Under fair housing laws, disabled tenants and prospects can make DR requests. A landlord commits fair housing discrimination when it refuses to allow reasonable modifications of existing premises, if such modifications may be necessary to afford such person full enjoyment of the premises. A landlord commits fair housing discrimination when a landlord refuses to make reasonable accommodations in rules, policies, practices, or services when such accommodations may be necessary to afford such person equal opportunity to use and enjoy a dwelling. Whether a modification or accommodation request, DR requests can simply be viewed as a request for an exception. With modifications, a request for an exception (change) to physical structures. With accommodations, a request for an exception to a rule.

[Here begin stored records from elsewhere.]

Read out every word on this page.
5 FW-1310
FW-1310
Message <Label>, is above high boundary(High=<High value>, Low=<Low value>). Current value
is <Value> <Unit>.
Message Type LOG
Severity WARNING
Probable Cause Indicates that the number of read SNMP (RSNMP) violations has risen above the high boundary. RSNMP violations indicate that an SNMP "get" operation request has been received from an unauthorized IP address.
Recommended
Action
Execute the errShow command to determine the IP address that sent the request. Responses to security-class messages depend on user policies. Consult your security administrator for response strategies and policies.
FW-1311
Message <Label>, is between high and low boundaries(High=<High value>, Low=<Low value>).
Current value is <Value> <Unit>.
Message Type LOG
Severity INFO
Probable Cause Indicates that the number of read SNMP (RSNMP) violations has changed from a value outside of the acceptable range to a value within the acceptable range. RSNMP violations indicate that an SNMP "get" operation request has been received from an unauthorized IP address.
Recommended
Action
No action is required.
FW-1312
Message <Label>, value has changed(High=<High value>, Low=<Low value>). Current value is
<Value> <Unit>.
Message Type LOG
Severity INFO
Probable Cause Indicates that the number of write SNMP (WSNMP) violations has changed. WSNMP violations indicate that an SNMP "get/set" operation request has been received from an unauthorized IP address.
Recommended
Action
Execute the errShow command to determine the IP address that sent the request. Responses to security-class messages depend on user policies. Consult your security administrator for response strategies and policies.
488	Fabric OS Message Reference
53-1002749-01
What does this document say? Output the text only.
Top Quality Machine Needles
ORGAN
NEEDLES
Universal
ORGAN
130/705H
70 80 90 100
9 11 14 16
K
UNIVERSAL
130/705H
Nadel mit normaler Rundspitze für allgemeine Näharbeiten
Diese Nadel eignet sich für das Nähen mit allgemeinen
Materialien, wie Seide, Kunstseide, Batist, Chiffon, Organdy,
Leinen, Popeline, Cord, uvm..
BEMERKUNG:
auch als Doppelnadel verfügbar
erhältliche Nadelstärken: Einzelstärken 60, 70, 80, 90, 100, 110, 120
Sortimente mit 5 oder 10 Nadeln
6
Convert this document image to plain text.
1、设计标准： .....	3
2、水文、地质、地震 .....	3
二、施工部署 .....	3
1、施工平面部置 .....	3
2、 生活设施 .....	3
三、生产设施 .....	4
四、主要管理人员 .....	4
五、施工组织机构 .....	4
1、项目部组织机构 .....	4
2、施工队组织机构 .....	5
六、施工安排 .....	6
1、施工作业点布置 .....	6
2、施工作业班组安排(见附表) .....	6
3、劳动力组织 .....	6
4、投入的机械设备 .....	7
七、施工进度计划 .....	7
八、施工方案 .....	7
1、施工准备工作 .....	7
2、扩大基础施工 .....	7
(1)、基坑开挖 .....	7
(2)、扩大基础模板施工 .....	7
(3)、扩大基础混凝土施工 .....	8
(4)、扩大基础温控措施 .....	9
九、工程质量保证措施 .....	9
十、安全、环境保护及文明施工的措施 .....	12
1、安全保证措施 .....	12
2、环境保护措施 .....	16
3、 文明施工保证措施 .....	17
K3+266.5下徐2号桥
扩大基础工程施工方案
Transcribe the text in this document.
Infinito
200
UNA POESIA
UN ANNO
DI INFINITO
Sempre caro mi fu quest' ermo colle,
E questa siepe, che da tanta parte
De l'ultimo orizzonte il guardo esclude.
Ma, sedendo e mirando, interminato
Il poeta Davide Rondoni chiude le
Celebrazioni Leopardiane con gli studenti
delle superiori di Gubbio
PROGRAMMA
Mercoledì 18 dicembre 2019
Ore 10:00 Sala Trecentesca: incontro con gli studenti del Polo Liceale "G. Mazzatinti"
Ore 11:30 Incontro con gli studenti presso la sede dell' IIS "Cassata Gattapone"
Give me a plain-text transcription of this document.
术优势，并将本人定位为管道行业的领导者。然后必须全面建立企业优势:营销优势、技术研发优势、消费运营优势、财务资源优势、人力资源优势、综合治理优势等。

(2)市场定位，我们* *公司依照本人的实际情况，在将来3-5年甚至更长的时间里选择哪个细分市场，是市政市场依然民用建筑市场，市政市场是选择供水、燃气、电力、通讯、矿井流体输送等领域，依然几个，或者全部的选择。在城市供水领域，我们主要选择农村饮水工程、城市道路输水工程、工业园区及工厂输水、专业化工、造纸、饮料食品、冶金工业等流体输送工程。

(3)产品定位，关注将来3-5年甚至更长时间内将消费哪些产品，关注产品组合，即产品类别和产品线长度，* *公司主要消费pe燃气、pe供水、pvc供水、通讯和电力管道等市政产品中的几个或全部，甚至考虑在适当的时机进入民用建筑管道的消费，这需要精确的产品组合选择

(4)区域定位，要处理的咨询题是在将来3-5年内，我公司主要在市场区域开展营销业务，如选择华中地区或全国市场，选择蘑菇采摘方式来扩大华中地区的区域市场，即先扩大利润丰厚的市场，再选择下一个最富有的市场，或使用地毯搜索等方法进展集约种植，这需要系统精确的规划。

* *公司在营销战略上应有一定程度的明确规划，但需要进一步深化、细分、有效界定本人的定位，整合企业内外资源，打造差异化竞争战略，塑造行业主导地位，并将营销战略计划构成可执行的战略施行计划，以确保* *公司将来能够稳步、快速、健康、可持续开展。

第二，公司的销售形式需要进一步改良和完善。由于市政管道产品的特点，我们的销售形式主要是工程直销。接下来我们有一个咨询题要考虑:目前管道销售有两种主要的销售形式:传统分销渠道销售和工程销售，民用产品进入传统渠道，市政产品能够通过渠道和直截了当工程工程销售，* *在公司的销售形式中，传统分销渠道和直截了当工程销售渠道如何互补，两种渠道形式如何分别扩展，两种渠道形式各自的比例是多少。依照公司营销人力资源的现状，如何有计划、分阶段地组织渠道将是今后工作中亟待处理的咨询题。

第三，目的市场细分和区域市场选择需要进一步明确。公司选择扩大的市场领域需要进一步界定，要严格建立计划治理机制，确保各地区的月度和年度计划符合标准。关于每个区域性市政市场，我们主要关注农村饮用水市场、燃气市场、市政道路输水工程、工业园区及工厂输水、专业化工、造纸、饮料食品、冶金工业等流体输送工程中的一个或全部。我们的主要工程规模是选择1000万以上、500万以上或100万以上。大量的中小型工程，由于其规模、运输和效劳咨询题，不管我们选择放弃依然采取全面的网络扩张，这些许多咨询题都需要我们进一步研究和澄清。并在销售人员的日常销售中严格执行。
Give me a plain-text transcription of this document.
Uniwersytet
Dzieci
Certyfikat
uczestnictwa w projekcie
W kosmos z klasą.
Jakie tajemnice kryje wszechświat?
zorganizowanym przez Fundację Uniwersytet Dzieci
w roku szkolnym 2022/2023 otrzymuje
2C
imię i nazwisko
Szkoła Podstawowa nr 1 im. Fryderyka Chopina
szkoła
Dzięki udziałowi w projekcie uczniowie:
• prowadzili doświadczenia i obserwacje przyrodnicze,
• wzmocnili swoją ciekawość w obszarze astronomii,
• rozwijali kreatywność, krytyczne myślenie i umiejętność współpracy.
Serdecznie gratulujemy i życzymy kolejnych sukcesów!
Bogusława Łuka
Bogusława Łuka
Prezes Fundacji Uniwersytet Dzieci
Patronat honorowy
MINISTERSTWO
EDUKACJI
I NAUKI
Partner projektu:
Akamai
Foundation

DRs became the law of the land with the adoption of the 1988 Fair Housing Amendments. In the beginning, the number of requests was small. Requests began to accelerate after 2000. The number of tenants’ (meaning both tenants and prospects) disability requests has gone through the roof. At a recent legal conference, one large landlord reported that they have received over 4000 requests since the start of the year. Client situations involving DRs are consistently at the top or near the top of the THS situation board. Depending on the client, requests for Emotional Support Animals (ESAs) comprise between 75% and 90% of DR requests made by tenants.

If DR requests are not handled correctly, they can quickly go wrong. In the most contentious fair housing lawsuit I ever handled, the landlord promptly gave the tenant everything they requested. However, because the DR request was not properly documented, the tenant was able to lie about what they had asked for and when they asked for it. This case should be a powerful reminder to all landlords. Failure to accurately document a DR creates potential legal exposure.

Unfortunately, the status quo is woefully lacking when it comes to systematically documenting and processing DR requests. Landlords currently deploy a literal hodgepodge of solutions that are, for the most part, neither methodical nor comprehensive. Some landlords at least have standardized forms for tenants to make DRs. However, the forms often are of little use because they have been simplified to the point where they don’t collect the necessary information to evaluate the DR. Frequently, onsite teams are not properly trained on how to use the forms. Some landlords do deploy more well thought out policies that include centralized processing and documentation. But again, their onsite teams are frequently not trained on the policies. Further, in some instances the policies and procedures are confusing and even contradictory. Finally, since the policies are often either inflexible or not comprehensive, scenarios arise that are not covered by the policies. When this occurs, it paralyzes the onsite team or regional manager handling the DR. We have only seen one client that has a centralized compilation of DR documentation.

The rental industry’s DR handling status quo is failing for many other reasons as well. To begin with, there are no automatics, for the most part. Under the law, while some factual patterns will result in consistent denial or granting of a DR, overall there are not hard rules for most DRs. Courts have stated countless times that each DR is a highly specific factual inquiry. Each DR is determined on a case-by-case basis. Both onsite teams and regional managers are already swamped with responsibilities. They don’t always remember to follow-up, especially when the tenant doesn’t provide necessary information or return completed forms. Generally, they don’t have the time or expertise to make these determinations. When you add industry turnover and lack of consistent training to the mix, landlords have little chance to proficiently execute the handling of DR requests with any consistency.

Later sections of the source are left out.